Alors que leurs robes se frôlaient, Severus posa sa main sur la nuque d'Elena et l'attira à lui, presque violemment.
- A quel point…. ? Redemanda-t-il.
Le regard du sorcier dominait la jeune femme, qui les paupières baissées, semblait sans volonté.
- Je ne veux plus ma battre Severus, inutile de me provoquer.
- Ne me dites pas comment je dois me comporter, sorcière ! Et il la serra un peu plus contre lui.
Son souffle chaud frôla l'oreille de la jeune femme puis descendit jusqu'à sa nuque.
Abandonnée, elle pencha naturellement la tête de coté, prête à recevoir les baisers délicieux. qu'il savait si bien lui dispenser.

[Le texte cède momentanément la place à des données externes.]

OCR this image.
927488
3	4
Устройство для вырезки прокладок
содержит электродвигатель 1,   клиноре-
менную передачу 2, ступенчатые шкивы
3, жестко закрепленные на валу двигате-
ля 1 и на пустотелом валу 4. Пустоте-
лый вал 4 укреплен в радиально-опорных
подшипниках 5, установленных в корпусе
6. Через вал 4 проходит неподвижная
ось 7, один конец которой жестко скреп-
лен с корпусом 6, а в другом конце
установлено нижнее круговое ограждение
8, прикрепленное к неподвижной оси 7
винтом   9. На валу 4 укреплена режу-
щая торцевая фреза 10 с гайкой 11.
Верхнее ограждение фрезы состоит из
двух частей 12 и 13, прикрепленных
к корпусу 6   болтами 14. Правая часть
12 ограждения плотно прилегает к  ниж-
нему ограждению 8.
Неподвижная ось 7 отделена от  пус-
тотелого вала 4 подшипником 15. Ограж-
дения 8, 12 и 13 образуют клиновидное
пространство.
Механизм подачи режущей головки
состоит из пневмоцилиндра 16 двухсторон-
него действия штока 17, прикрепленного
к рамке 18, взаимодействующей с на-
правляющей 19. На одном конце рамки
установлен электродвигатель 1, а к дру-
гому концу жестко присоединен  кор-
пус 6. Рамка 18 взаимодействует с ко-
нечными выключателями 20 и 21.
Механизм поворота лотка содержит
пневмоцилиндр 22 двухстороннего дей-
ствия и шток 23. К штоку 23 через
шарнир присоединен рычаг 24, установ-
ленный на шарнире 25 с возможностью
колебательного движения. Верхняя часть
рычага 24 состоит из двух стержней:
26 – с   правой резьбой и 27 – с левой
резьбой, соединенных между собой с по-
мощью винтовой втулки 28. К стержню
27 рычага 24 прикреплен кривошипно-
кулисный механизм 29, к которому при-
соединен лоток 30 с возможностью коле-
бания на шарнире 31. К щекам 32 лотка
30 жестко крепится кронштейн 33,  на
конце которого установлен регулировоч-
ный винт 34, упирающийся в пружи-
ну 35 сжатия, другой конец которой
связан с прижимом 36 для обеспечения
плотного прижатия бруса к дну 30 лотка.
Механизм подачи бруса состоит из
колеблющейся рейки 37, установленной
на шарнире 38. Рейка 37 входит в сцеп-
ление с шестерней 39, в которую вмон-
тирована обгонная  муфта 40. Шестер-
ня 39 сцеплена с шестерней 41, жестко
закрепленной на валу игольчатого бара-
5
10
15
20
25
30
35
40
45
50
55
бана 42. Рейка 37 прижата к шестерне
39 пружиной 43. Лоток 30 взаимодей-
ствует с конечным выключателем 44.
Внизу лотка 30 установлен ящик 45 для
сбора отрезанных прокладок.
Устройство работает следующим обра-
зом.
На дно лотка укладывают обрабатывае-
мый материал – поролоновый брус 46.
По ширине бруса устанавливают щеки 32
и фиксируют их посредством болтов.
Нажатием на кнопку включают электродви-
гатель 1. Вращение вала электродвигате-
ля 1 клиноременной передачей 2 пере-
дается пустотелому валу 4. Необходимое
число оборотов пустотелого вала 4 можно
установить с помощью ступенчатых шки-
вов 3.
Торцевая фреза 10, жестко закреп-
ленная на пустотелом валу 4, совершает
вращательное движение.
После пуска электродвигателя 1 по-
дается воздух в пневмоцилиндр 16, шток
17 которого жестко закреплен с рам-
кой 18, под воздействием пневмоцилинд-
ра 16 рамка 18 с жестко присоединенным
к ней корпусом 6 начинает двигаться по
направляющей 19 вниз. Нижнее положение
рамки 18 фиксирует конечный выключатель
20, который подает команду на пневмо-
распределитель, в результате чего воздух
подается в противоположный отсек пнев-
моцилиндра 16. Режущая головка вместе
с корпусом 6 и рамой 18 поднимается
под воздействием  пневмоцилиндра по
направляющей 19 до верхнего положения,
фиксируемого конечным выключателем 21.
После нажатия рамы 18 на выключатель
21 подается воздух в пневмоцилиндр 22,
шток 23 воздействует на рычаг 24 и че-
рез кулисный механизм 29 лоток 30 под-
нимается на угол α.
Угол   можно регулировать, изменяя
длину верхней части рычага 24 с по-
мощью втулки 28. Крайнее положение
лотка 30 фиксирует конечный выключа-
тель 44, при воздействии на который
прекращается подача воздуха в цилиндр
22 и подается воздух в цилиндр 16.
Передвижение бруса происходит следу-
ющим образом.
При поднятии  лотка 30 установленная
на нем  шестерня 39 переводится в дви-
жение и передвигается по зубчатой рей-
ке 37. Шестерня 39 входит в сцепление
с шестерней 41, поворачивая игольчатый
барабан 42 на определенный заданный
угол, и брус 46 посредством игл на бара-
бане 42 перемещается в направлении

La douleur soudaine d'une morsure sauvage annihila en une seconde tout espoir de douceur.
Severus venait, tel un vampire de planter ses dents à la base de sa jugulaire…
Cette torture lui fit cambrer son corps, qui s'incrusta un peu plus dans les courbes noueuses de son partenaire.
Ses ongles s'incrustèrent dans le dos de Rogue et ses lèvres s'ouvrirent sur un cri muet.
Relevant la tête il lui murmura doucement :
- Vous êtes à moi.
Puis s'emparant des sa bouche, il força le barrage de ses dents pour lui imposer un baiser au goût de sang…son sang.
Lorsqu'il lui laissa reprendre son souffle ce fût pour la menacer :
- Je devrais vous attacher. Cela vous éviterait les ennuis que vous attirez comme un aimant.
- Pensez- vous que je sois plus à l'abri à vos côtés ?
- A vrai dire, non, mais je ne vous laisse plus le choix, je vous interdis de me laisser de nouveau en arrière.
- Je ne suis pas sûre de pouvoir vous obéir.
- Cesser de me contredire, ou ce ne sera pas simplement une morsure que vous subirait.
Elena , les mains sur son torse le repoussa gentiment et lui dit :
- Je dois partir Severus, je rejoins ma famille, pour quelques temps.
- J'ignorais qu'il vous restez encore de la famille répondit-il, contrarié dans son élan.
- Vous ne savez pas tout de moi…
- J'avais espéré que nous aurions tout l'été pour enfin…
- Malheureusement je ne peux que vous accorder cette nuit, pour moi, Poudlard est terminé.
- Vous ne reviendrez pas l'an prochain ?
- Cela m'est impossible, c'est pourquoi je voulais vous voir… vous expliquer.
- Aucune explication n'est nécessaire, vous avez déjà fait votre choix, il me semble, répliqua-t-il sèchement.
- Certaines choses se font, en dépit de ma volonté…
Sa dernière phrase s'évanouit dans le baiser farouche de son amant.
Il tenait à profiter des dernières heures qu'il lui restait.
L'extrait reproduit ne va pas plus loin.